Micron Technology executives reached out to investors this week, promising to increase dividends and share buyback costs, outlined a downtrend in PC market reliance and talked about experimenting with a new breed of long-term contracts. Overall, the vision for the future turned out to be optimistic, the price of the company’s shares rose slightly by one percentage point.
In the period up to 2025, the supply of DRAM memory will grow by 17-19% annually, in the NAND segment it will be 28-29%. By the end of the decade, Micron forecasts that the memory chip industry will have total sales of $330 billion, up from $161 billion in 2021. Already, memory chips account for 30% of total semiconductor industry sales, although at the beginning of the Century was content with 10%.
The data center segment generated $50 billion in storage revenue last year. By mid-decade, memory shipments in this segment will grow at an average rate of 28% per year for DRAM and 33% per year for NAND.
The automotive market didn’t surpass $4 billion last year, but demand for DRAM memory in this segment should grow 40% annually through the middle of the decade, and in the case of NAND, that figure will reach 49%. A fully autonomous car requires 30 times more DRAM and 100 times more NAND than a driver-only car.
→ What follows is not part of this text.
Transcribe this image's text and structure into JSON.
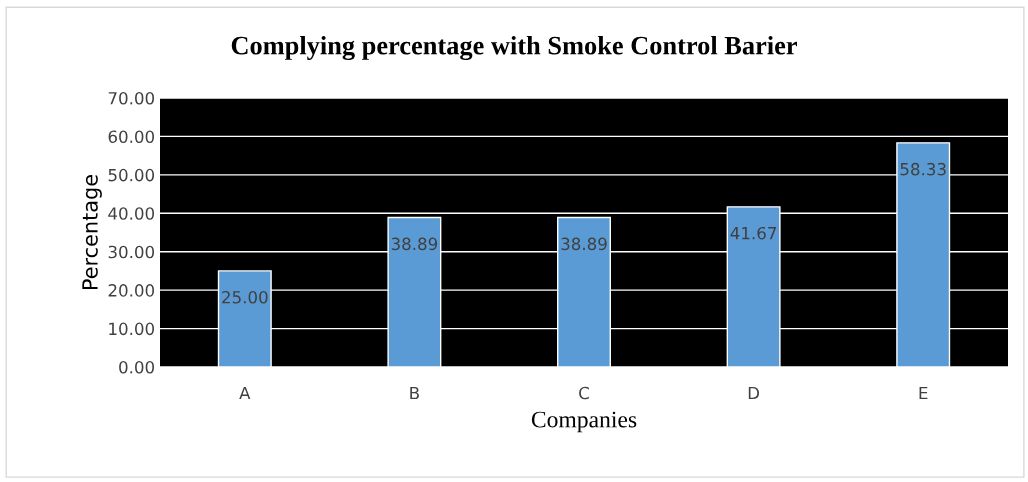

Micron is gradually reducing its dependency on the PC and smartphone market. While both segments accounted for about 55% of the company’s sales last year, their share will decline to 38% by mid-decade. By then, the data center segment will increase its share from 30% to 42%, and the combined share of the automotive, industrial and telecom segments will increase from 15% to 20%.
As an experiment, Micron secured a long-term storage supply deal with one of its top 10 customers, providing annual revenue replenishment of more than $500 million for more than three years. In this case, the customer is given a priority right to receive products under conditions of scarcity, and the pricing policy is adjusted to the decreasing costs of the manufacturer. At the same time, the price of the contracted products is not subject to fluctuations inherent in the short-term market.
At the same time, Micron announced its intention to increase dividend levels by 15% and provide capital returns to investors of up to 100% of free cash. Now this value does not exceed 50%.